Last year, the Center for Food Safety filed a lawsuit against the U.S. Fish and Wildlife Service (FWS) for allowing genetically modified crops to be planted in wildlife refuges in the agency’s Southwest Region. The plaintiffs claimed that the FWS violated environmental laws by allowing this practice.
On Tuesday October 24, a judge ruled in favor of the plaintiffs saying the environmental groups’ lawsuit was not moot as previously alleged by the defendants. The FWS has claimed the lawsuit was irrelevant since the agency agreed to stop allowing the practice after 2012. U.S. District Judge James E. Boasberg wrote, “waiting for 2013 is not good enough… Plaintiffs allege harms that are currently occurring and will continue throughout 2012.”
The Center for Food Safety, Beyond Pesticides and Public Employees for Environmental Responsibility filed suit saying that using genetically-modified crops harms beneficial insects, increases herbicide-resistant weeds, alters soil ecology and genetically contaminates natural plants. Genetically modified organisms (GMOs) currently are grown in wildlife refuges in the FWS’ Southeast Region, which encompasses 10 states. The most common GMOs in the refuge areas are corn and soybeans resistant to the herbicide Roundup.

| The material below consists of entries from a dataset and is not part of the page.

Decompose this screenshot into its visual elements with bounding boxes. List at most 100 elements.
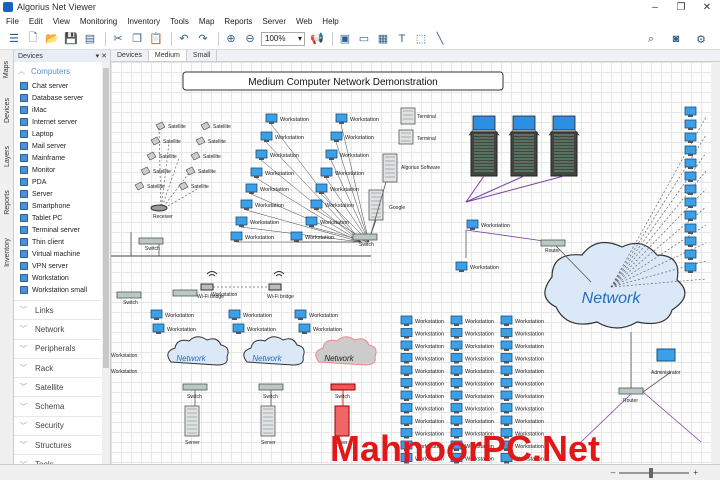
workstation-label: Workstation — [465, 369, 494, 375]
device-item[interactable]: Internet server — [14, 116, 110, 128]
copy-icon[interactable]: ❐ — [129, 31, 145, 47]
redo-icon[interactable]: ↷ — [195, 31, 211, 47]
close-button[interactable]: ✕ — [694, 0, 720, 14]
device-item[interactable]: Mainframe — [14, 152, 110, 164]
device-item[interactable]: Server — [14, 188, 110, 200]
category-collapsed[interactable]: ﹀ Structures — [14, 435, 110, 454]
category-collapsed[interactable]: ﹀ Network — [14, 319, 110, 338]
device-item[interactable]: Chat server — [14, 80, 110, 92]
menu-reports[interactable]: Reports — [224, 17, 252, 26]
save-icon[interactable]: 💾 — [63, 31, 79, 47]
menu-server[interactable]: Server — [262, 17, 286, 26]
undo-icon[interactable]: ↶ — [176, 31, 192, 47]
menu-map[interactable]: Map — [199, 17, 215, 26]
zoom-slider-knob[interactable] — [649, 467, 654, 478]
monitor-icon[interactable]: ▭ — [356, 31, 372, 47]
zoom-in-icon[interactable]: ⊕ — [223, 31, 239, 47]
tab-layers[interactable]: Layers — [1, 138, 13, 174]
zoom-select[interactable]: 100% ▾ — [261, 31, 305, 46]
frame-icon[interactable]: ⬚ — [413, 31, 429, 47]
tab-devices-doc[interactable]: Devices — [111, 50, 149, 61]
open-icon[interactable]: 📂 — [44, 31, 60, 47]
device-item[interactable]: iMac — [14, 104, 110, 116]
rack-icon — [470, 131, 498, 177]
toolbar-separator — [105, 31, 106, 46]
workstation-stand — [254, 176, 259, 178]
announce-icon[interactable]: 📢 — [309, 31, 325, 47]
zoom-slider[interactable] — [619, 467, 690, 478]
device-item[interactable]: Monitor — [14, 164, 110, 176]
category-collapsed[interactable]: ﹀ Links — [14, 300, 110, 319]
canvas-scrollbar[interactable] — [711, 62, 720, 464]
menu-view[interactable]: View — [53, 17, 70, 26]
tab-medium[interactable]: Medium — [148, 50, 187, 61]
category-computers[interactable]: ︿ Computers — [14, 62, 110, 80]
print-icon[interactable]: ▤ — [82, 31, 98, 47]
maximize-button[interactable]: ❐ — [668, 0, 694, 14]
image-icon[interactable]: ▦ — [375, 31, 391, 47]
menu-web[interactable]: Web — [296, 17, 312, 26]
workstation-stand — [269, 122, 274, 124]
device-item[interactable]: Database server — [14, 92, 110, 104]
workstation-label: Workstation — [515, 344, 544, 350]
workstation-stand — [688, 271, 693, 273]
panel-scrollbar[interactable] — [102, 62, 110, 464]
device-icon[interactable]: ▣ — [337, 31, 353, 47]
gear-icon[interactable]: ⚙ — [693, 31, 709, 47]
workstation-icon — [400, 378, 413, 387]
device-item[interactable]: Mail server — [14, 140, 110, 152]
device-item[interactable]: VPN server — [14, 260, 110, 272]
workstation-stand — [504, 361, 509, 364]
device-item[interactable]: Workstation — [14, 272, 110, 284]
workstation-stand — [244, 208, 249, 210]
device-item[interactable]: Thin client — [14, 236, 110, 248]
computer-icon — [20, 178, 28, 186]
device-item[interactable]: Laptop — [14, 128, 110, 140]
menu-monitoring[interactable]: Monitoring — [80, 17, 117, 26]
category-collapsed[interactable]: ﹀ Satellite — [14, 377, 110, 396]
camera-icon[interactable]: ◙ — [668, 31, 684, 47]
menu-edit[interactable]: Edit — [29, 17, 43, 26]
device-item[interactable]: PDA — [14, 176, 110, 188]
device-item[interactable]: Tablet PC — [14, 212, 110, 224]
tab-small[interactable]: Small — [187, 50, 218, 61]
menu-inventory[interactable]: Inventory — [127, 17, 160, 26]
workstation-label: Workstation — [305, 235, 334, 241]
tab-reports[interactable]: Reports — [1, 182, 13, 222]
scroll-thumb[interactable] — [103, 68, 109, 368]
category-collapsed[interactable]: ﹀ Rack — [14, 357, 110, 377]
device-item[interactable]: Workstation small — [14, 284, 110, 296]
text-icon[interactable]: T — [394, 31, 410, 47]
category-collapsed[interactable]: ﹀ Schema — [14, 396, 110, 415]
zoom-out-icon[interactable]: ⊖ — [242, 31, 258, 47]
diagram-canvas[interactable]: Medium Computer Network Demonstration Sat… — [111, 62, 711, 464]
device-item-label: Laptop — [32, 130, 54, 138]
switch-icon — [138, 237, 164, 245]
panel-title: Devices — [18, 52, 43, 60]
zoom-out-button[interactable]: – — [611, 468, 615, 477]
paste-icon[interactable]: 📋 — [148, 31, 164, 47]
minimize-button[interactable]: – — [642, 0, 668, 14]
panel-controls[interactable]: ▾ ✕ — [96, 52, 107, 60]
line-icon[interactable]: ╲ — [432, 31, 448, 47]
device-item[interactable]: Smartphone — [14, 200, 110, 212]
tab-devices[interactable]: Devices — [1, 90, 13, 130]
tab-maps[interactable]: Maps — [1, 54, 13, 84]
search-icon[interactable]: ⌕ — [643, 31, 659, 47]
device-item[interactable]: Terminal server — [14, 224, 110, 236]
new-icon[interactable]: 🗋 — [25, 31, 41, 47]
tab-inventory[interactable]: Inventory — [1, 230, 13, 274]
cut-icon[interactable]: ✂ — [110, 31, 126, 47]
satellite-label: Satellite — [163, 139, 181, 145]
menu-icon[interactable]: ☰ — [6, 31, 22, 47]
category-collapsed[interactable]: ﹀ Peripherals — [14, 338, 110, 358]
menu-help[interactable]: Help — [322, 17, 338, 26]
workstation-stand — [454, 424, 459, 426]
category-collapsed[interactable]: ﹀ Security — [14, 415, 110, 435]
satellite-label: Satellite — [153, 169, 171, 175]
menu-file[interactable]: File — [6, 17, 19, 26]
menu-tools[interactable]: Tools — [170, 17, 189, 26]
zoom-in-button[interactable]: + — [693, 468, 698, 477]
category-label: Schema — [35, 402, 65, 412]
device-item[interactable]: Virtual machine — [14, 248, 110, 260]
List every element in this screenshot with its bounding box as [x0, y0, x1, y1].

A comment left on Field & Stream’s post announcing the same decision by the judge said these GMOs could be having a harmful effect on wildlife in the area, especially deer. “All three of the deer that have been taken from my hunt club so far this year have had cancer,” Alex Grimaudo wrote. “One of the guys I hunt with is a doctor at Langley Airforce Base and believes that this excessive amount of cancer could bee related to the genetiacally modified crops in the area.”
Prior to this lawsuit, the environmental groups had filed two similar lawsuits in the state of Delaware and were successful in blocking GMOs from two wildlife refuges in the northeast region, which encompasses 12 states.
Another hearing has been set for November 5 to attempt to get both sides to agree to some remedies and determine appropriate relief before further action is taken.